Five minutes after Environment and Climate Change Canada issued a tornado warning, a giant funnel cloud filled the sky and grounded as an EF-3 tornado near the town of Scarth, Manitoba.

Sadly, two teens from Melita, Manitoba, were killed when the storm picked up their truck and threw it a kilometre away.

Environment Canada said the Scarth tornado was the strongest twister recorded in Canada in 2020, with wind speeds reaching as high as 260 kilometres an hour.

Canada weather

Environment Canada

8. Frigid spring helps Canadians self-isolate

Following a mild winter, a polar vortex brought cold weather to most of southern Canada in March. Temperatures remained icy for another two months.

More than 80% of Canada had a colder-than-normal spring, Environment Canada said. In the Prairies and southeastern Canada, April was the coldest it had been in 73 years.

On May 11, temperatures in Winnipeg dipped to a low of -10.3°C, breaking the previous minimum record of -6.2°C set in 1996. In Ottawa, temperatures reached -4.6°C on May 12.

Some parts of Ontario and Quebec saw more snow in May than they had in March and April.

“The lingering spring-time chill, along with May snows, fit the mood of the nation, frozen in place,” Environment Canada said. “In some ways, Mother Nature made it easier for Canadians to self-isolate indoors to prevent the spread of COVID-19.”

Canada weather

Environment Canada

9. Fall in Canada – winter in the West and summer in the East

Environment Canada says the Prairies saw unseasonably warm weather during the first week of November. But by 7th, a slow-moving Colorado low came in from the American northwest.

Wind gusts up to 85 kilometres an hour were recorded, and wind chills reached -22°C. Alberta and central Saskatchewan saw record-breaking snowdrift.

At the end of October and in early November, southern parts of Ontario and Quebec saw the first snowfall of the season.

But summer weather returned, bringing a stretch of record-breaking high temperatures to Ontario, parts of southern Quebec, and eventually into Atlantic Canada.

Over eight days, 200 daily high-temperature records were set from Ontario to Newfoundland.

On November 9, the temperature in Collingwood, Ontario soared to 26°C — one of the highest temperatures ever in the province for November and the warmest November day in 60 years.

Canada weather

Environment Canada

10. August long-weekend storms: East and West

August’s civic long weekend featured rough summer weather in Ontario, as well as southern Alberta and Saskatchewan, Environment Canada said.

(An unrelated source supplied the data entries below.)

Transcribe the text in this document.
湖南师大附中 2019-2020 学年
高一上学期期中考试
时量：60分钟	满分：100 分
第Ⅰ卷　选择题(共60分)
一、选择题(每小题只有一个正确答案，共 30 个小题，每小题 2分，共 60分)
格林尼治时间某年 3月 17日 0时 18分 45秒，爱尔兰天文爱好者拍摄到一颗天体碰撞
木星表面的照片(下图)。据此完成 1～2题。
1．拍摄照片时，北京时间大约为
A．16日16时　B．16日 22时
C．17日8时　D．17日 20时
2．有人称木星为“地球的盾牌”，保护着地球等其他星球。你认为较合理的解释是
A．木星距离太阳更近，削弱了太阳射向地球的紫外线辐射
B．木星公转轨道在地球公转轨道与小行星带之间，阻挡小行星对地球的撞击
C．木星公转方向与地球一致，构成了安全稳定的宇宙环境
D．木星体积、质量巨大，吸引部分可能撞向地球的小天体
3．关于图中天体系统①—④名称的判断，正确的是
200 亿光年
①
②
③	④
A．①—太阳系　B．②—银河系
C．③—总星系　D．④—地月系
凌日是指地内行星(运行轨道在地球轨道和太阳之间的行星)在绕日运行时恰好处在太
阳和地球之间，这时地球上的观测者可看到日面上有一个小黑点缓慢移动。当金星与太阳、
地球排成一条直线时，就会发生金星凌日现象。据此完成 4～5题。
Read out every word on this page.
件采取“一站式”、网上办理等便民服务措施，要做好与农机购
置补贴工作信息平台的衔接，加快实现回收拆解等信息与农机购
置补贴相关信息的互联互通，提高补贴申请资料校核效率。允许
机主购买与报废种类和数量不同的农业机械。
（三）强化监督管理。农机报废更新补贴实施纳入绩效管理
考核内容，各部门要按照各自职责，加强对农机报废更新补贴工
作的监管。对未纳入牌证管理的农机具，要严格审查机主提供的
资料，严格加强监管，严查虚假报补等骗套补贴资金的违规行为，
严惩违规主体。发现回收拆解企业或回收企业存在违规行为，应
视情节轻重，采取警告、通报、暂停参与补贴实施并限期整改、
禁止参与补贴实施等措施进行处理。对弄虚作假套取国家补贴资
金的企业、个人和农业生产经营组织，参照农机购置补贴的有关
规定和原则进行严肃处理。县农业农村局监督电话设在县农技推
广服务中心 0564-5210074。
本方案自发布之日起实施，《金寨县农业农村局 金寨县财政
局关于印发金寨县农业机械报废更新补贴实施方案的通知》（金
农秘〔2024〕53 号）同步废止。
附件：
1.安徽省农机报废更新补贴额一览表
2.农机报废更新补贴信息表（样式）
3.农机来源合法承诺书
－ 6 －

A low-pressure system brought a warm front across central Ontario. In Barrie, between 80 and 90 millimetres of rain fell between August 1 and 2 – more than the average monthly total. It was the highest of any August one-day rainfall in history.

The storm system also spawned four tornadoes, with winds clocking between 130 and 190 kilometres an hour.

Several “robust” storms, featuring large tennis and baseball-sized hailstones, appeared in western Canada on August 2 and 3.

In Alberta and Saskatchewan, the cost of the hailstorm included 4,000 insurance claims totalling $55 million in property losses.

While an end may be near for COVID-19, Environment Canada warns that 2020 will not be the end of severe weather in the country.

“There is no vaccine for extreme weather, only sustainable planning, preparedness, and a rapid response,” they say.